Apple will not Face Trial on MobileMedia Claims Amended in Reexamination

| November 19, 2012

MobileMedia Ideas’ infringement action against Apple was pared back a bit this week, when Judge Sue Robinson ruled that she would not permit certain claims of U.S. Patent No. 6,427,078 to go to trial.  The ‘078 patent – that claims a camera-cell phone with “a means for transmitting image information processed by said processing unit to another location using a radio frequency channel” – emerged from reexamination in September.  The Patent Office determined that the claims were valid over the prior art, but only after MobileMedia had made a substantial number of changes to claim 1 and therefore to claims 2 and 3 that depend on claim 1.

Citing these amendments, Apple asserted that it would be unfair for MobileMedia to assert claims 1-3 of the ‘078 patent at trial, and moved to exclude them.  Judge Robinson granted Apple’s motion.

The Judge began her analysis by analogizing Apple’s “fairness” issue to an assertion of intervening rights where the patentee has amended its claims in reexamination or reissue.

In determining whether, for purposes of infringement damages, reexamined claims are legally identical to their original counterpart, the Federal Circuit has looked at whether the reexamined claims are “without substantive change.”  [Citations omitted] Claims amended during reexamination are not deemed to be per se substantively changed; instead, “it is necessary to analyze the claims of the original and the reexamined patents in light of the particular facts, including the prior art, the prosecution history, other claims, and any other pertinent information.”

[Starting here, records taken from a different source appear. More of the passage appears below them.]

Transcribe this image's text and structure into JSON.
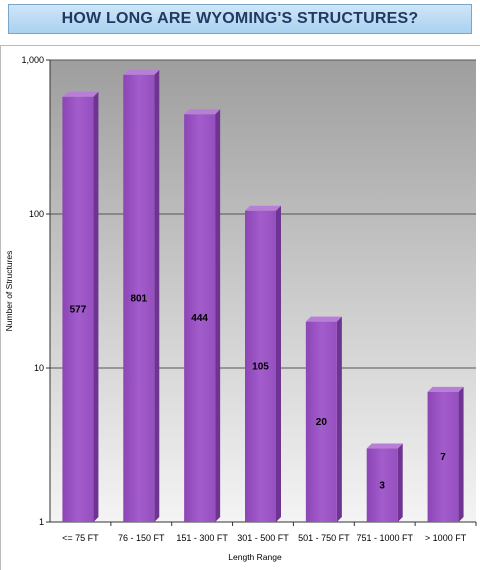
{
  "title": "HOW LONG ARE WYOMING'S STRUCTURES?",
  "colors": {
    "bar_front": "#9b55c2",
    "bar_side": "#6f3392",
    "bar_top": "#b77fd6",
    "title_text": "#1f3a63"
  },
  "chart_data": {
    "type": "bar",
    "title": "HOW LONG ARE WYOMING'S STRUCTURES?",
    "xlabel": "Length Range",
    "ylabel": "Number of Structures",
    "scale": "log",
    "ylim": [
      1,
      1000
    ],
    "grid": true,
    "categories": [
      "<= 75 FT",
      "76 - 150 FT",
      "151 - 300 FT",
      "301 - 500 FT",
      "501 - 750 FT",
      "751 - 1000 FT",
      "> 1000 FT"
    ],
    "values": [
      577,
      801,
      444,
      105,
      20,
      3,
      7
    ],
    "y_ticks": [
      {
        "value": 1,
        "label": "1"
      },
      {
        "value": 10,
        "label": "10"
      },
      {
        "value": 100,
        "label": "100"
      },
      {
        "value": 1000,
        "label": "1,000"
      }
    ]
  }
}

The Judge explained that she found “this standard instructive for determining whether the reexamined claims should be excluded at trial.”  Turning to MobileMedia’s claim amendments, she found them to be substantial, not only changing the scope of original claim 1, but also making claim 1 quite different from the other ‘078 claims in the case.

Judge Robinson therefore ruled that since “neither party has had the opportunity to offer infringement or invalidity opinions on the reexamined claims, proceeding with the reexamined claims at this stage may open the door to new infringement theories and opinions at trial that have not been vetted through discovery.”  Also, “Apple would be unduly prejudiced if the reexamined claims were to be substituted at this stage of litigation.”  For example, “Apple has not had the opportunity to identify prior art that might anticipate claim 1, as amended.”  In fact, “Apple framed its invalidity defenses for the ‘078 patent in light of the original claims.”

The message for practitioners is that even where the patentee’s primary litigation goal is injunctive relief rather than damages, and where intervening rights is therefore not an issue, claim amendments in reexamination can have a major effect.